Mit dem Don-Bosco-Werk haben Jugendliche im Alter von 18 bis 25 Jahren eine Anlaufstelle. Sie erhalten drei Mahlzeiten am Tag und können sich von Sozialarbeitern beraten lassen, die rund um die Uhr erreichbar sind. Die Jugendlichen ohne festes soziales Netz bekommen dort Hilfe auf der Suche nach Praktika, bei Behördengängen und in Krisensituationen. Drogenkonsum ist strikt untersagt. „Es wird versucht, sie zu aktivieren und in einen geregelten Alltag zurückzubringen.“
Die Bayreuther Studenten waren im März und Dezember jeweils drei Tage und zwei Nächte mit Jennifer unterwegs. Zu vielen ihrer ehemaligen Bekannten hatte sie den Kontakt abgebrochen. Nach einem Vorgespräch stimmte Jennifer dem Filmporträt über sich zu. „Wir wollten so natürlich wie möglich mit ihr umgehen“, schildert Franziska Kirchner.

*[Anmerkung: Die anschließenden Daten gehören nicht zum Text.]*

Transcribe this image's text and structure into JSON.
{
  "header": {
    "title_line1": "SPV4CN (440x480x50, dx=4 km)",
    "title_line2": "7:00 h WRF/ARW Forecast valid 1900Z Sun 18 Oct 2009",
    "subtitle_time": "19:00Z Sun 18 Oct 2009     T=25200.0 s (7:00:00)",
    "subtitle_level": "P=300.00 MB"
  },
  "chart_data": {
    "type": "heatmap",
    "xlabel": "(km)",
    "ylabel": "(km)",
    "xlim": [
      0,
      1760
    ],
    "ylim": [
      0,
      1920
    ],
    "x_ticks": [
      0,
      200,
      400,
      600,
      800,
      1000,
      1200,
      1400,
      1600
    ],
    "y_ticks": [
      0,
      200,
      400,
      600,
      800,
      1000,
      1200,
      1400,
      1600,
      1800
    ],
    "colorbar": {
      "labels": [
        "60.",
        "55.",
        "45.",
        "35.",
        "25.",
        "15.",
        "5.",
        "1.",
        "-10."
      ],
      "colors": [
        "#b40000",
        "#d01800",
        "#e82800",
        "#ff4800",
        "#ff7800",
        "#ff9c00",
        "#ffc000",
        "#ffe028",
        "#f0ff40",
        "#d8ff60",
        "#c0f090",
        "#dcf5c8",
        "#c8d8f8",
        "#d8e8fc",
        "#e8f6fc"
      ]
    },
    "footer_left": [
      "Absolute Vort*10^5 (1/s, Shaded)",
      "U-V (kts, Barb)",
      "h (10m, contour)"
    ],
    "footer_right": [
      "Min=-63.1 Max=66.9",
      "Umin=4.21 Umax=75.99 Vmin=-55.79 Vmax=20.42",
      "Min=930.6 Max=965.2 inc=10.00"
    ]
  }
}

Dafür sei die Ausrüstung für den Dreh klein gehalten worden. Nur zwei Kameras gehörten zum Equipement, damit der Film „seine eigene Dynamik“ entfalten konnte. So sei ein „natürlicher Erzählfluss“ mit authentischen Bildern entstanden. „Wir hatten schnell das Gefühl, dass wir uns mit denselben Dingen befassen“, stellt die Studentin fest, die noch heute via Handy Kontakt zu Jennifer hält und damals nicht wusste, was auf sie zukommt. „Das sind Menschen wie du und ich, mit Gefühlen und teils ähnlichen Werten.“
Trotz der Freude darüber, dass die 21-Jährige den Studenten ihr Vertrauen schenkte, hinterfragten sie immer wieder ihre Lebensweise. „Es wäre falsch, nur aus Mitleid zu handeln“, sagt Franziska Kirchner. „Denn viele der Menschen, die wir getroffen haben, wollen sich nur bis zu einem gewissen Grad helfen lassen. Sie sind meistens nicht komplett unschuldig an der Situation, in der sie stecken.“
So habe auch Jennifer zugegeben, dass es ihr gefalle, einfach in den Tag hinein zu leben. Diese Freiheit sei „schon geil“, wird sie in der Doku sagen. Ein Leben für den Moment. Am Abgrund.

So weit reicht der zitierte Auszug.